The present is on the right in this image. If you look at the height and width of the interglacial warm periods, you will notice that we are nearing the end of the present warm period.
Does a marvelous job of showing our place in the scheme of things. From the very long ice age cycle perspective, down to the present-day rate of CO2 emission and the irrelevancy of it.
It would be a great introductory paper to give to anyone just starting out on a journey of discovery about the Global Warming Scare and a nice read that pulls together a lot of disjoint bits for those of us who have been looking at things for a while.
For example, in one minor place it mentions the 206 year solar cycle. There is a link to a PDF file. No fanfare, no big deal about it. But the paper is about how the Maya had problems from droughts that happened on a roughly 206 year period … and postulates that a major drought driven by cycles of the sun may have been the cause of the collapse of their civilization. That’s one of the minor links…
More importantly, the research shows, the droughts — one of which is thought to have contributed to the collapse of the Maya civilization — appear to have been caused by a cyclical brightening of the sun. “It looks like changes in the sun’s energy output are having a direct effect on the climate of the Yucatan and causing the recurrence of drought, which is in turn influencing the Maya evolution,” said David Hodell, a UF professor of geology and the paper’s lead author.
I’ve not yet explored the other links to see what treasures they might provide. In the body of the paper, there are wonderful graphs of the ice age cycles and great renditions of the temperature peak of the Medieval Warm Period with the Little Ice Age for perspective, with references.
There is a wonderful little map of the world during the last ice age showing both the extent of the ice, and equally important, the much larger area of desert that comes with the cold. Cold is dry. Warm is wet. Warm and wet is very much better for humanity AND all the other life on the planet than cold and dry. Comparing that map to the one of the present makes it very clear just how precious is this moment in time, this interglacial.

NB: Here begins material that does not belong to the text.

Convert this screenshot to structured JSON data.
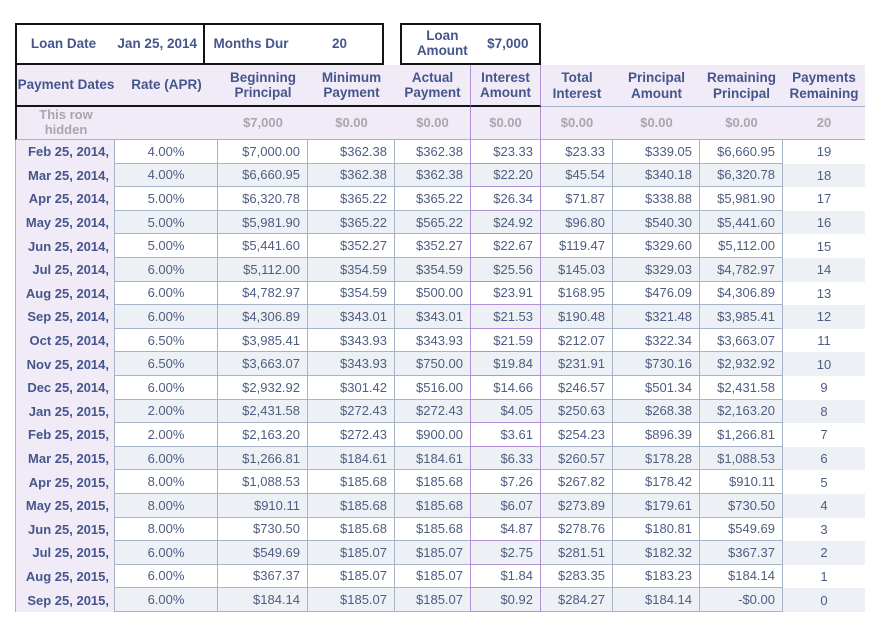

The case is made, and rightly so, that the only ‘tipping point’ is to the downside, back into a glacial period. The only looming catastrophe is death by ice. And there is bugger-all we can do to stop it. (Though the good part is that we probably have a couple of more thousand years of the present regime before things get bad, so plenty of time to contemplate it.)
I would also point out that the historic warming in past interglacial periods has been higher than our present temperatures, but not by much. There is something that slaps us back down whenever the planet tries to warm up above this point. My guess would be the fact that IR radiation will increase with the 4th power of temperature, and trying to beat a 4th power function is a very hard hand to play. (Google the Stefan–Boltzmann law for thermodynamics details…)
For what it’s worth, with the theoretical impact of CO2 being a log function (so decreasing impact with each added unit) and with the Stefan–Boltzmann law putting a 4th power lid to the upside, the conclusion I draw is that the best thing we could do for the planet is to raise the CO2 levels. We can’t make it hotter, but we might be able to dampen some of the downside cooling.